AU Brésil (le 5), en Bolivie (le 12) et en Uruguay (le 26) les élections présidentielles auront lieu au cours du mois d’octobre. Ces élections viennent s’ajouter à celles qui se sont déroulées au Costa Rica, au Salvador, au Panama et en Colombie, et dont les résultats, en général, affirment les tendances observées en Amérique latine depuis le début du siècle : la progression des forces de gauche et du centre gauche, comme c’est le cas au Salvador et au Costa Rica (même si la majorité est faible étant donné la composition des Congrès et les limitations héritées du modèle néolibéral imposé il y a trois décennies) ; au Panama et en Colombie, la réaffirmation de la prédominance des droites qui s’affrontent entre elles, en raison de leurs propres contradictions et des conflits d’intérêt, comme cela a été le cas pour la victoire du président Juan Manuel Santos face au candidat Alvaro Uribe.

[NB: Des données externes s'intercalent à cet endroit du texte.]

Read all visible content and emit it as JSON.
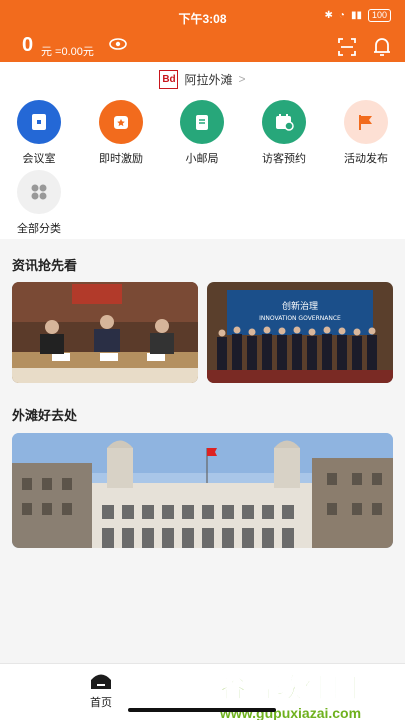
{
  "status": {
    "time": "下午3:08",
    "battery": "100"
  },
  "header": {
    "points": "0",
    "money": "元 =0.00元"
  },
  "brand": {
    "name": "阿拉外滩",
    "logo_text": "Bd"
  },
  "services": [
    {
      "label": "会议室",
      "color": "#2468d6"
    },
    {
      "label": "即时激励",
      "color": "#f26b1d"
    },
    {
      "label": "小邮局",
      "color": "#27a77a"
    },
    {
      "label": "访客预约",
      "color": "#27a77a"
    },
    {
      "label": "活动发布",
      "color": "#fde0d4"
    },
    {
      "label": "全部分类",
      "color": "#f0f0f0"
    }
  ],
  "sections": {
    "news": "资讯抢先看",
    "spots": "外滩好去处"
  },
  "news_banner": {
    "title": "创新治理",
    "subtitle": "INNOVATION GOVERNANCE"
  },
  "tabbar": {
    "home": "首页"
  },
  "watermark": {
    "title": "谷普软件园",
    "url": "www.gupuxiazai.com"
  }
}
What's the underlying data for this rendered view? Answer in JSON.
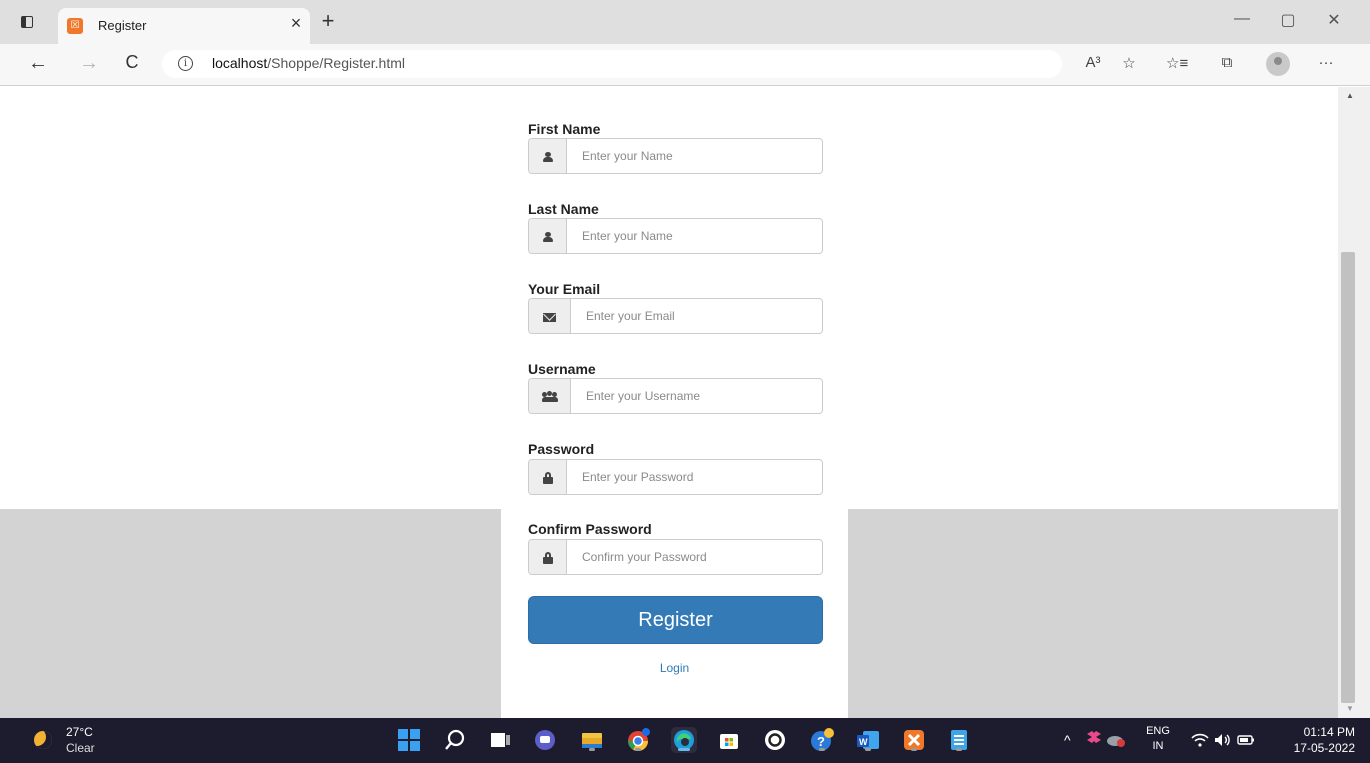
{
  "browser": {
    "tab": {
      "title": "Register",
      "close_symbol": "×"
    },
    "new_tab_symbol": "+",
    "window_controls": {
      "minimize": "—",
      "maximize": "▢",
      "close": "✕"
    },
    "nav": {
      "back": "←",
      "forward": "→",
      "refresh": "C"
    },
    "address": {
      "info_symbol": "i",
      "host": "localhost",
      "path": "/Shoppe/Register.html"
    },
    "toolbar": {
      "read_aloud": "A³",
      "add_favorite": "☆",
      "favorites": "☆≡",
      "collections": "⧉",
      "menu": "···"
    }
  },
  "form": {
    "fields": [
      {
        "label": "First Name",
        "placeholder": "Enter your Name",
        "icon": "user-icon"
      },
      {
        "label": "Last Name",
        "placeholder": "Enter your Name",
        "icon": "user-icon"
      },
      {
        "label": "Your Email",
        "placeholder": "Enter your Email",
        "icon": "envelope-icon"
      },
      {
        "label": "Username",
        "placeholder": "Enter your Username",
        "icon": "users-icon"
      },
      {
        "label": "Password",
        "placeholder": "Enter your Password",
        "icon": "lock-icon"
      },
      {
        "label": "Confirm Password",
        "placeholder": "Confirm your Password",
        "icon": "lock-icon"
      }
    ],
    "submit_label": "Register",
    "login_link": "Login",
    "accent_color": "#337ab7"
  },
  "taskbar": {
    "weather": {
      "temp": "27°C",
      "desc": "Clear"
    },
    "language": {
      "lang": "ENG",
      "region": "IN"
    },
    "clock": {
      "time": "01:14 PM",
      "date": "17-05-2022"
    },
    "tray_chevron": "^",
    "apps": [
      "start-icon",
      "search-icon",
      "task-view-icon",
      "chat-icon",
      "file-explorer-icon",
      "chrome-icon",
      "edge-icon",
      "store-icon",
      "chatgpt-icon",
      "help-icon",
      "word-icon",
      "xampp-icon",
      "notepad-icon"
    ]
  }
}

Dans cette perspective, les élections d’octobre se révèlent cruciales du fait des résultats de sondages d’opinion, notamment au Brésil et en Uruguay, qui entrouvrent la possibilité de voir l’avancée progressiste sud-américaine qui a prédominé surtout pendant les deux dernières décennies, menacée et même fracturée par les forces de droite, du centre droit, ou par des alliances pragmatiques circonstancielles (comme c’est le cas au Brésil, avec l’accord entre les « verts » et des entrepreneurs de l’agro-alimentaire en faveur de la candidature de Marina Silva ).

Les victoires éventuelles des candidats de droite, lors de ces prochaines élections auraient des conséquences importantes, d’une part, sur le processus d’intégration régionale de Notre Amérique, et d’autre part, sur le consensus post-néolibéral qui, aux niveaux régional et mondial, a permis l’établissement des positions favorables à la construction d’un système multipolaire international.

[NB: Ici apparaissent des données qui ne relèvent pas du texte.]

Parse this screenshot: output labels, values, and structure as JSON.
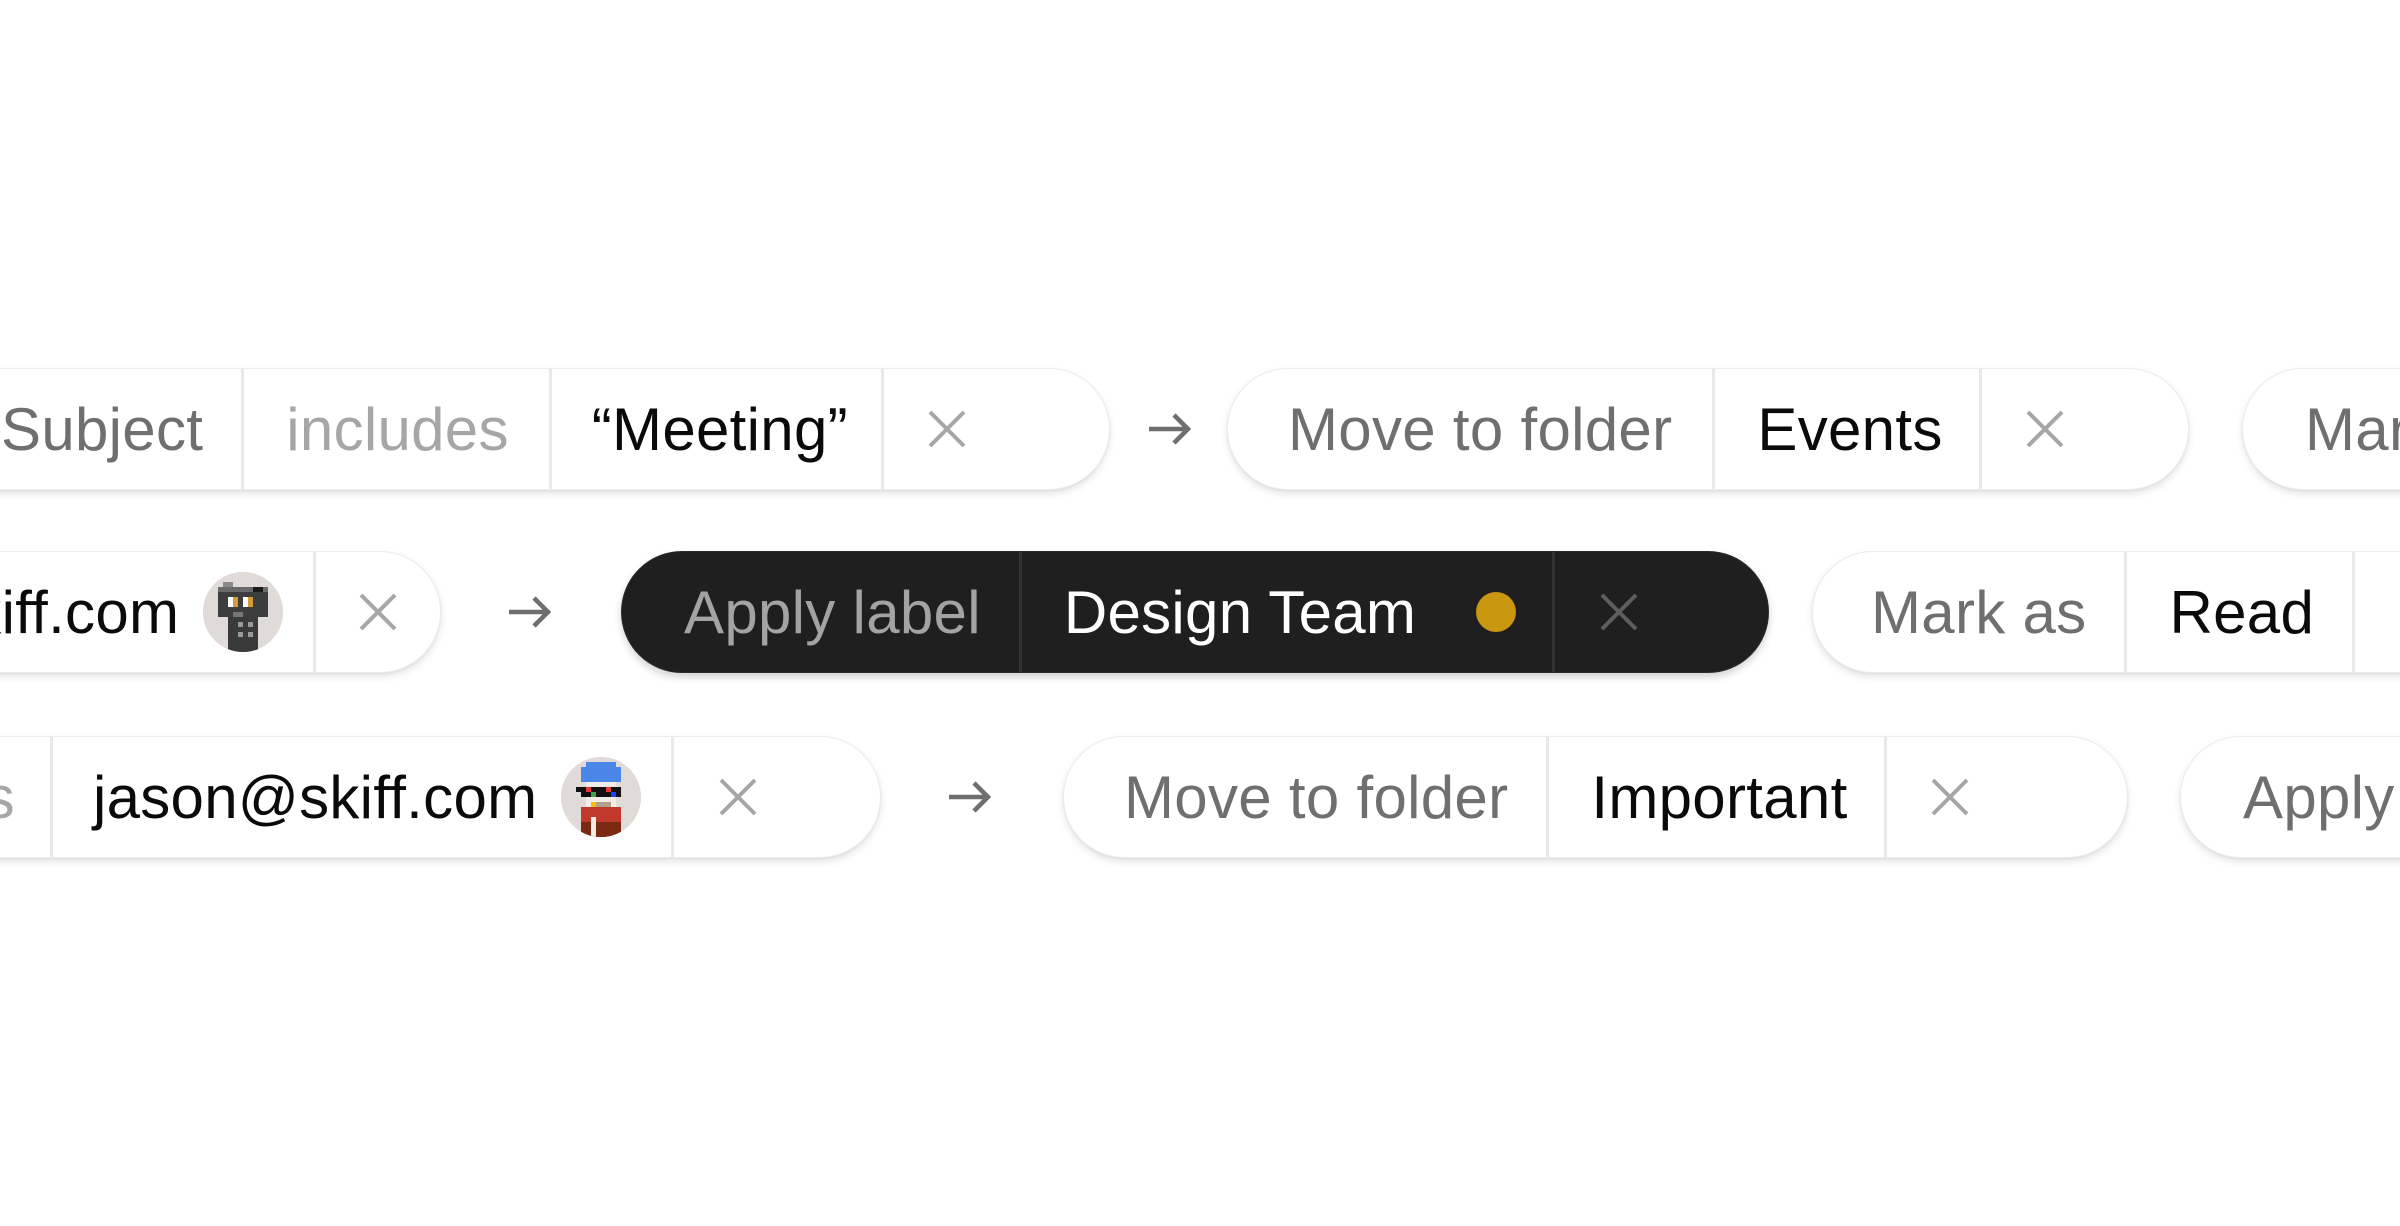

Au Brésil, après les problèmes politiques des derniers mois en raison du ralentissement de l’économie et des manifestations contre les énormes investissements consacrés à la réalisation de la Coupe du Monde, la présidente Dilma Rousseff obtiendrait pour la dernière ligne droite de la campagne, entre 36% et 38% des intentions de vote des Brésiliens, alors que le soutien à ses adversaires a augmenté et certaines études indiquent la possibilité d’un second tour de scrutin (contre Aécio ou Marina Silva Neves) pour élire le futur président ou un président de la puissance sud-américaine émergente. La présidente Rousseff, quant à elle, maintient dans son programme électoral la poursuite des changements entrepris par l’ancien président Lula da Silva et les réalisations obtenues dans différents domaines, depuis les 12 ans de pouvoir du Parti des Travailleurs. Par exemple, l’incontestable réussite sociale, économique, et surtout humaine, qui se concrétise par le fait que près de 40 millions de Brésiliens sont sortis de la pauvreté.

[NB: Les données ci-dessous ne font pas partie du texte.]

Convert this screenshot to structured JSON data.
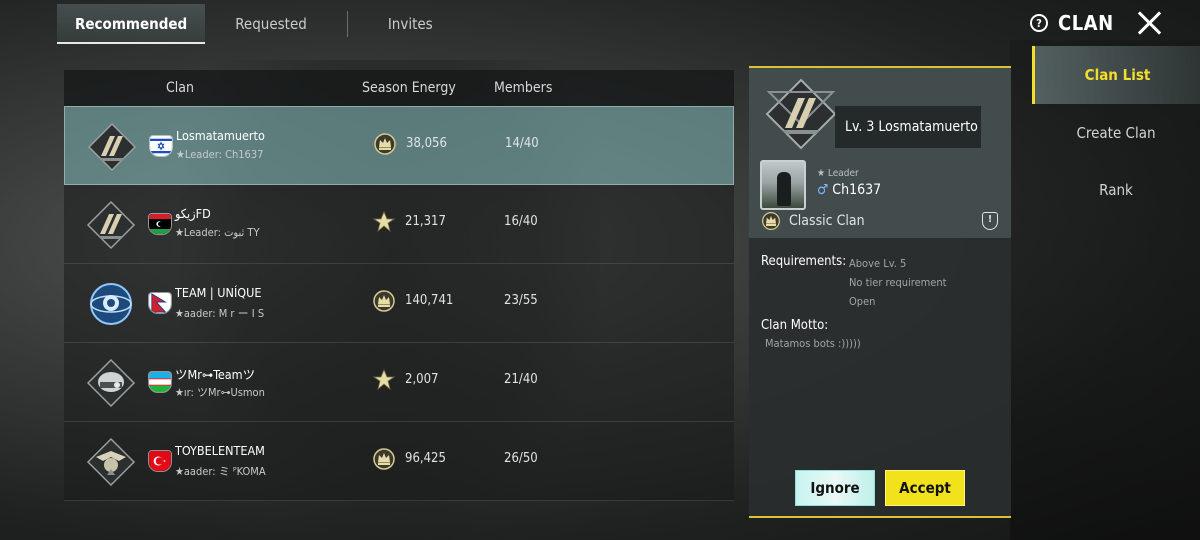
{
  "tabs": [
    {
      "label": "Recommended"
    },
    {
      "label": "Requested"
    },
    {
      "label": "Invites"
    }
  ],
  "header": {
    "title": "CLAN"
  },
  "list": {
    "columns": {
      "clan": "Clan",
      "energy": "Season Energy",
      "members": "Members"
    },
    "rows": [
      {
        "name": "Losmatamuerto",
        "leader": "★Leader: Ch1637",
        "energy": "38,056",
        "members": "14/40",
        "flag": "israel",
        "emblem": "pyramid-emblem"
      },
      {
        "name": "زيكوFD",
        "leader": "★Leader: ثبوت TY",
        "energy": "21,317",
        "members": "16/40",
        "flag": "libya",
        "emblem": "pyramid-emblem"
      },
      {
        "name": "TEAM | UNÍQUE",
        "leader": "★aader: M r ー I S",
        "energy": "140,741",
        "members": "23/55",
        "flag": "nepal",
        "emblem": "winged-globe-emblem"
      },
      {
        "name": "ツMr⊶Teamツ",
        "leader": "★ır: ツMr⊶Usmon",
        "energy": "2,007",
        "members": "21/40",
        "flag": "uzbekistan",
        "emblem": "helmet-emblem"
      },
      {
        "name": "TOYBELENTEAM",
        "leader": "★aader: ミ ᴾKOMA",
        "energy": "96,425",
        "members": "26/50",
        "flag": "turkey",
        "emblem": "eagle-emblem"
      }
    ]
  },
  "detail": {
    "title": "Lv. 3 Losmatamuerto",
    "leader_label": "★ Leader",
    "leader_name": "Ch1637",
    "type": "Classic Clan",
    "requirements_label": "Requirements:",
    "requirements": [
      "Above Lv. 5",
      "No tier requirement",
      "Open"
    ],
    "motto_label": "Clan Motto:",
    "motto": "Matamos bots :)))))",
    "ignore_label": "Ignore",
    "accept_label": "Accept"
  },
  "side_menu": [
    {
      "label": "Clan List"
    },
    {
      "label": "Create Clan"
    },
    {
      "label": "Rank"
    }
  ],
  "colors": {
    "accent": "#f3df2b",
    "selected_row": "#78aaaa",
    "ignore": "#c7f4ef",
    "accept": "#f2e21b"
  }
}
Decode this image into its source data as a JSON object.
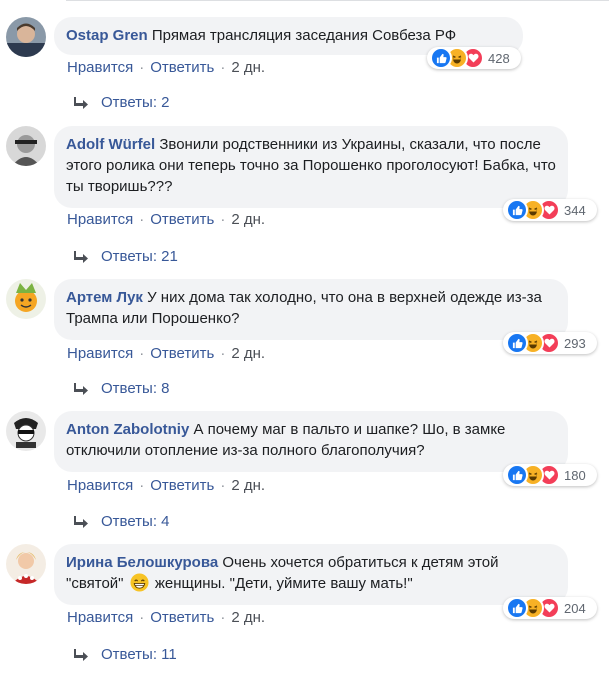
{
  "comments": [
    {
      "author": "Ostap Gren",
      "text": "Прямая трансляция заседания Совбеза РФ",
      "like_label": "Нравится",
      "reply_label": "Ответить",
      "time": "2 дн.",
      "reactions_count": "428",
      "replies_label": "Ответы: 2"
    },
    {
      "author": "Adolf Würfel",
      "text": "Звонили родственники из Украины, сказали, что после этого ролика они теперь точно за Порошенко проголосуют! Бабка, что ты творишь???",
      "like_label": "Нравится",
      "reply_label": "Ответить",
      "time": "2 дн.",
      "reactions_count": "344",
      "replies_label": "Ответы: 21"
    },
    {
      "author": "Артем Лук",
      "text": "У них дома так холодно, что она в верхней одежде из-за Трампа или Порошенко?",
      "like_label": "Нравится",
      "reply_label": "Ответить",
      "time": "2 дн.",
      "reactions_count": "293",
      "replies_label": "Ответы: 8"
    },
    {
      "author": "Anton Zabolotniy",
      "text": "А почему маг в пальто и шапке? Шо, в замке отключили отопление из-за полного благополучия?",
      "like_label": "Нравится",
      "reply_label": "Ответить",
      "time": "2 дн.",
      "reactions_count": "180",
      "replies_label": "Ответы: 4"
    },
    {
      "author": "Ирина Белошкурова",
      "text_before_emoji": "Очень хочется обратиться к детям этой \"святой\"",
      "text_after_emoji": "женщины. \"Дети, уймите вашу мать!\"",
      "like_label": "Нравится",
      "reply_label": "Ответить",
      "time": "2 дн.",
      "reactions_count": "204",
      "replies_label": "Ответы: 11"
    }
  ],
  "colors": {
    "author": "#385898",
    "bubble": "#f2f3f5",
    "like": "#1877f2",
    "haha": "#f7b125",
    "love": "#f33e58"
  },
  "icons": [
    "like-reaction-icon",
    "haha-reaction-icon",
    "love-reaction-icon",
    "reply-arrow-icon",
    "grinning-emoji-icon"
  ]
}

En Uruguay, le Front Amplio (FA) a présenté des candidats à la présidence et à la vice-présidence ; les deux personnalités ont des racines historiques profondes au sein du parti : le président de la République Tabaré Vazquez (2005-2010), premier président du Front Amplio et Raul Fernando Sendic, fils de chef du Mouvement de libération nationale - Tupamaros, Raul Sendic Antonaccio. Toutefois, les sondages ne révèlent pas une situation facile : le Front Amplio a perdu des points dans les intentions de vote lors des études récentes (allant de 42% à 39% entre juin et août) ; tandis que le Parti Colorado et son candidat, Luis Lacalle Pou, un avocat de 41 ans, fils de l’ancien président Luis Alberto Lacalle, voit son intérêt augmenter (passant de 27% à 30% dans la même période).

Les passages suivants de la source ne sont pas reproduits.